In the last five years UK schools have spent more than £1 billion on digital technology. From interactive whiteboards to tablets, there is more digital technology in schools than ever before. But so far there has been little evidence of substantial success in improving educational outcomes.
Nesta, Decoding Learning
Such was the challenge Nesta set out at the end of 2012, in a document that was my introduction to the work of this organisation. At the time I was a university lecturer, educating new teachers in the uses of technology for learning. In a field where discussions can easily be driven by the latest tools and gadgets, I started using Decoding Learning as a framework with my students because it took precisely the opposite approach; starting with the learning.

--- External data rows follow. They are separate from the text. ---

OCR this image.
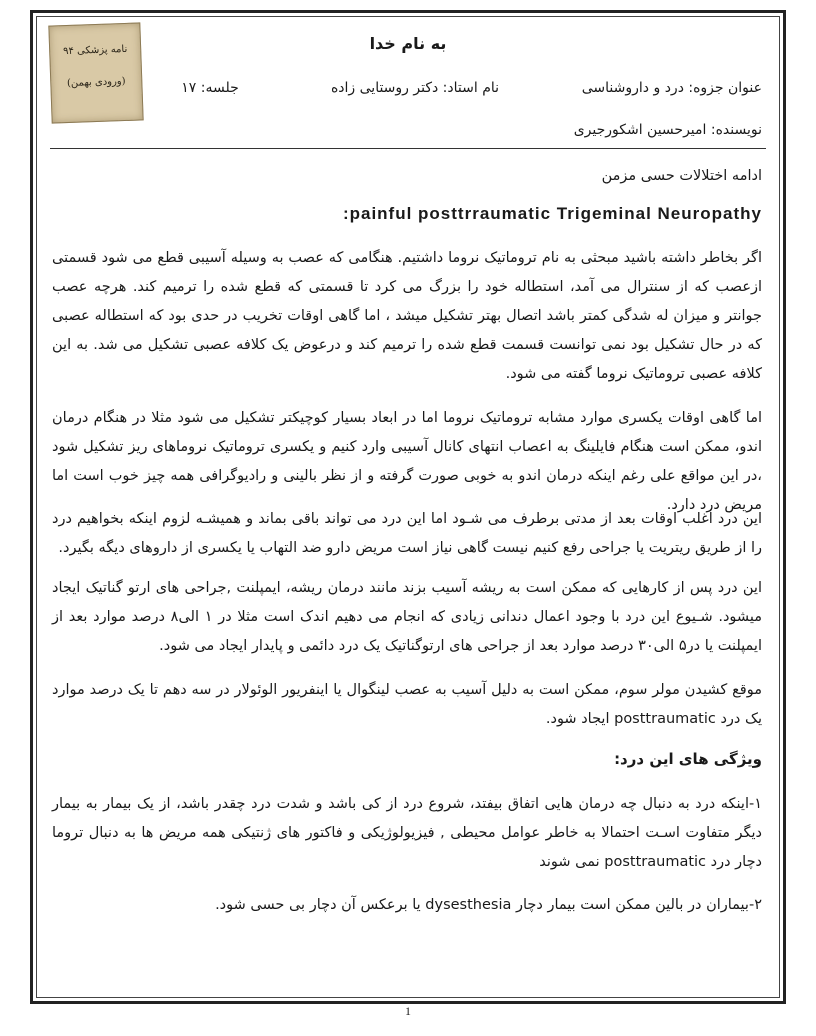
نامه پزشکی ۹۴
(ورودی بهمن)
به نام خدا
عنوان جزوه: درد و داروشناسی
نام استاد: دکتر روستایی زاده
جلسه: ۱۷
نویسنده: امیرحسین اشکورجیری
ادامه اختلالات حسی مزمن
:painful posttrraumatic Trigeminal Neuropathy
اگر بخاطر داشته باشید مبحثی به نام تروماتیک نروما داشتیم. هنگامی که عصب به وسیله آسیبی قطع می شود قسمتی ازعصب که از سنترال می آمد، استطاله خود را بزرگ می کرد تا قسمتی که قطع شده را ترمیم کند. هرچه عصب جوانتر و میزان له شدگی کمتر باشد اتصال بهتر تشکیل میشد ، اما گاهی اوقات تخریب در حدی بود که استطاله عصبی که در حال تشکیل بود نمی توانست قسمت قطع شده را ترمیم کند و درعوض یک کلافه عصبی تشکیل می شد. به این کلافه عصبی تروماتیک نروما گفته می شود.
اما گاهی اوقات یکسری موارد مشابه تروماتیک نروما اما در ابعاد بسیار کوچیکتر تشکیل می شود مثلا در هنگام درمان اندو، ممکن است هنگام فایلینگ به اعصاب انتهای کانال آسیبی وارد کنیم و یکسری تروماتیک نروماهای ریز تشکیل شود ،در این مواقع علی رغم اینکه درمان اندو به خوبی صورت گرفته و از نظر بالینی و رادیوگرافی همه چیز خوب است اما مریض درد دارد.
این درد اغلب اوقات بعد از مدتی برطرف می شـود اما این درد می تواند باقی بماند و همیشـه لزوم اینکه بخواهیم درد را از طریق ریتریت یا جراحی رفع کنیم نیست گاهی نیاز است مریض دارو ضد التهاب یا یکسری از داروهای دیگه بگیرد.
این درد پس از کارهایی که ممکن است به ریشه آسیب بزند مانند درمان ریشه، ایمپلنت ,جراحی های ارتو گناتیک ایجاد میشود. شـیوع این درد با وجود اعمال دندانی زیادی که انجام می دهیم اندک است مثلا در ۱ الی۸ درصد موارد بعد از ایمپلنت یا در۵ الی۳۰ درصد موارد بعد از جراحی های ارتوگناتیک یک درد دائمی و پایدار ایجاد می شود.
موقع کشیدن مولر سوم، ممکن است به دلیل آسیب به عصب لینگوال یا اینفریور الوئولار در سه دهم تا یک درصد موارد یک درد posttraumatic ایجاد شود.
ویژگی های این درد:
۱-اینکه درد به دنبال چه درمان هایی اتفاق بیفتد، شروع درد از کی باشد و شدت درد چقدر باشد، از یک بیمار به بیمار دیگر متفاوت اسـت احتمالا به خاطر عوامل محیطی , فیزیولوژیکی و فاکتور های ژنتیکی همه مریض ها به دنبال تروما دچار درد posttraumatic نمی شوند
۲-بیماران در بالین ممکن است بیمار دچار dysesthesia یا برعکس آن دچار بی حسی شود.
1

Technology is often transforming, and at the very least affecting, much of our lives. Yet often we have taken up the latest and 'greatest' technologies with little thought as to the impact it might have. At the same time, education communities in the UK are increasingly looking for evidence that developments that are implemented in our schools have an impact. This is happening at a research and policy level with reports such as NFER's recent 'Using evidence in the classroom', but also at a grassroots level with teachers organising conferences such as ‘ResearchED' to explore how they can make use of and carry out research as part of their teaching.

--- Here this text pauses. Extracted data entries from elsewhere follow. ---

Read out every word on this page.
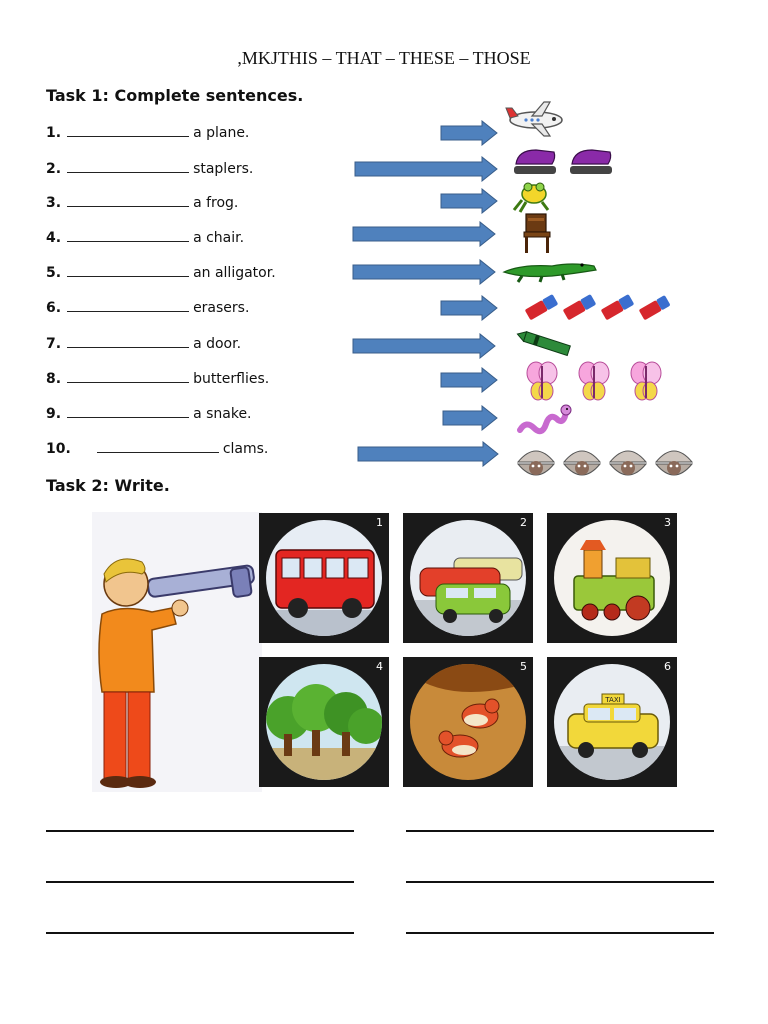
,MKJTHIS – THAT – THESE – THOSE
Task 1: Complete sentences.
1.	a plane.
2.	staplers.
3.	a frog.
4.	a chair.
5.	an alligator.
6.	erasers.
7.	a door.
8.	butterflies.
9.	a snake.
10.	clams.
Task 2: Write.
1	2	3
4	5	6
TAXI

It's time to ask some searching questions about how technology really affects learning and how the best learning we see in schools can be enabled and enhanced using technology.
It's time to show those of us who are reluctant that the right technologies can make a difference, what those technologies are and what that difference is. Just as importantly, it's time to make sure that those of us who are enthusiastic are spending our efforts and our money on technological initiatives that do make such a difference, not just those that generate superficial excitement.

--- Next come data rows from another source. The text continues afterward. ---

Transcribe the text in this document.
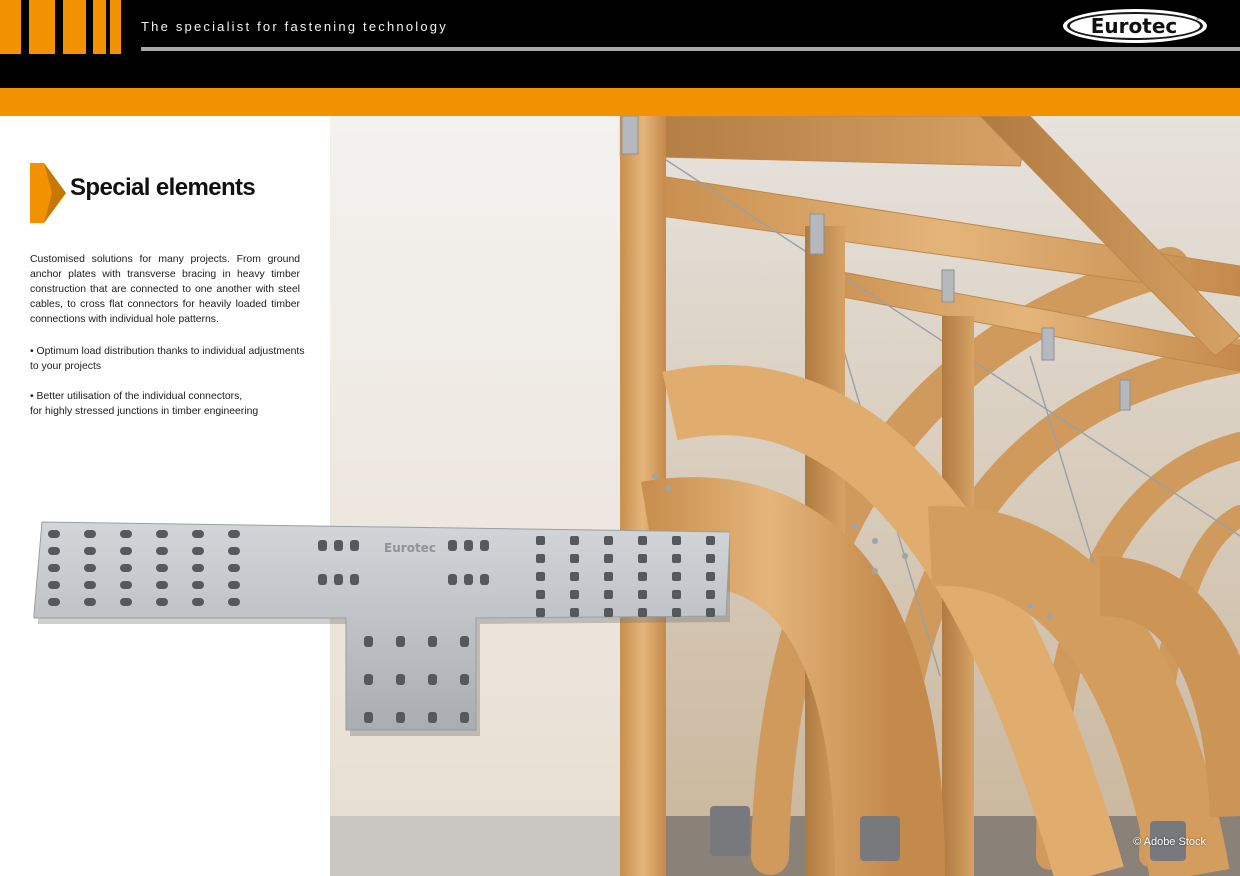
The specialist for fastening technology	Eurotec	®
© Adobe Stock
Special elements

Customised solutions for many projects. From ground anchor plates with transverse bracing in heavy timber construction that are connected to one another with steel cables, to cross flat connectors for heavily loaded timber connections with individual hole patterns.

• Optimum load distribution thanks to individual adjustments
to your projects
• Better utilisation of the individual connectors,
for highly stressed junctions in timber engineering
Eurotec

In my career I’ve moved from working in early years education, to teaching in primary schools, to lecturing in a University. In this time my thinking on learning technology has also moved from pure advocacy to an optimistic criticality. I’ve seen technology make a difference to the learning and opportunities of young people, but what is important is that we invest our efforts in the ways it can make a useful and sustained difference to the educational opportunities of as many as possible. I’m very aware that the phrases ‘useful’, ‘sustained’ and ‘educational opportunities’ mean different things to different people, which is part of the challenging nature of any work in education.
I've joined Nesta to work on our contribution to this, an area we are calling 'Innovation in Education'. Specifically, I'm starting off with three research projects looking at the impact three different technology enabled projects make on the learning of young people in schools. More on those soon. Broadly, I'm working with the education team to explore what great teachers, insightful researchers, and creative entrepreneurs and technology developers can tell us about innovation in learning and teaching.
As I wrote in my recent book, 'The Thinking Teacher', I see technology as a mirror, something that can show us things from a different perspective. There has been much discussion in the education community in the last ten years about technology becoming transparent, a tool that enables but doesn't get in the way of learning. This is a laudable aim, but I'm also interested in what it makes visible. When we use technology for many tasks we often have to think about the way we perform them. This starts new thoughts and new conversations about whether the current way is the best way, and how other ways might be better or worse.
Bring this process to the task of learning and we have the basis for exploring the impact of 'Ed Tech'.
What technology makes visible about learning and what we are discovering about using this to make informed decisions about its use in education will no doubt be the subject of many future posts.